There's no shortage of gasoline and diesel following Hurricane Sandy, but persistent large-scale power outages are leaving many affected areas with no way to distribute or pump fuel. And those fueling stations where power has been restored are reporting long lines of vehicles attempting to fill empty tanks.
As pointed out by a report posted today by The New York Times, ports and refineries that supply much of the affected region’s gasoline had been shut down ahead of the storm as well as suffered damage from it.
“That disrupted deliveries to gas stations that had power to pump the fuel,” the newspaper noted. “But the bigger problem was that many stations and storage facilities remained without power.”
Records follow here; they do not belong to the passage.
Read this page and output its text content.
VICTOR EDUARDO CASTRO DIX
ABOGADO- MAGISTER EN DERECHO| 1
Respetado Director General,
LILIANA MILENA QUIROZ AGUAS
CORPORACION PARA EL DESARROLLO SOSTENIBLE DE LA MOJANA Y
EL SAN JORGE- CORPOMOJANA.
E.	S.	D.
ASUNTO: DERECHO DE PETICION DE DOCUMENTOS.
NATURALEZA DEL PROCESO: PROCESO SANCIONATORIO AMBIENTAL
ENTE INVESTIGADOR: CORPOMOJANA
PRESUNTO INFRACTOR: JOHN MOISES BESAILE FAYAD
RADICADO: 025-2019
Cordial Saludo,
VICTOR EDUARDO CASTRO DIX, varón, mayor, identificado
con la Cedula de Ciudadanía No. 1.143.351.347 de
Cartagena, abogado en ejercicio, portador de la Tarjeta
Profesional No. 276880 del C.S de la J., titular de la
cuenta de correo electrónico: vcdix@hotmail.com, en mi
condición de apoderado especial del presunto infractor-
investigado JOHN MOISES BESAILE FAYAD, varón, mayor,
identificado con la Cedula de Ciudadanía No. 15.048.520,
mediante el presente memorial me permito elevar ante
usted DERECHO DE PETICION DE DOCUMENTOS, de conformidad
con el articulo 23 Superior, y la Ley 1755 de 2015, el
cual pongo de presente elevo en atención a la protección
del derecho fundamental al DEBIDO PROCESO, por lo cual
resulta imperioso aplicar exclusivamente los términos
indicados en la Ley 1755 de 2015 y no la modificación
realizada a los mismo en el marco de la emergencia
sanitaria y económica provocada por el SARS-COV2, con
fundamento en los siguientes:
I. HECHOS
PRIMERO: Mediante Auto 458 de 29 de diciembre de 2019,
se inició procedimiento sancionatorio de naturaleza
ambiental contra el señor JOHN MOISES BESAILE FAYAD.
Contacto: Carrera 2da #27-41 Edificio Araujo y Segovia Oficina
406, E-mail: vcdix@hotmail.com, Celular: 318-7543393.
Asked about the seeming if localized shortages of motor fuel, Denton Cinquegrana, editor at the Oil Price Information Service (OPIS), told FleetOwner that “there is no supply issues-- there is plenty of gasoline and diesel. The problem is getting it to market. The distribution and logistics system is absolutely snarled right now.
“The impact is most likely going to be short-term,” he continued. “Once power starts to trickle back on, [fueling] stations will return, racks and terminals will get back online etc.”
Cinquegrana noted that fuel prices around the country are apparently not being affected by the Sandy catastrophe.
“Nationwide prices are falling,” he remarked. “And in the Northeast —in New Jersey and New York in particular— they are actually pretty flat” right now.”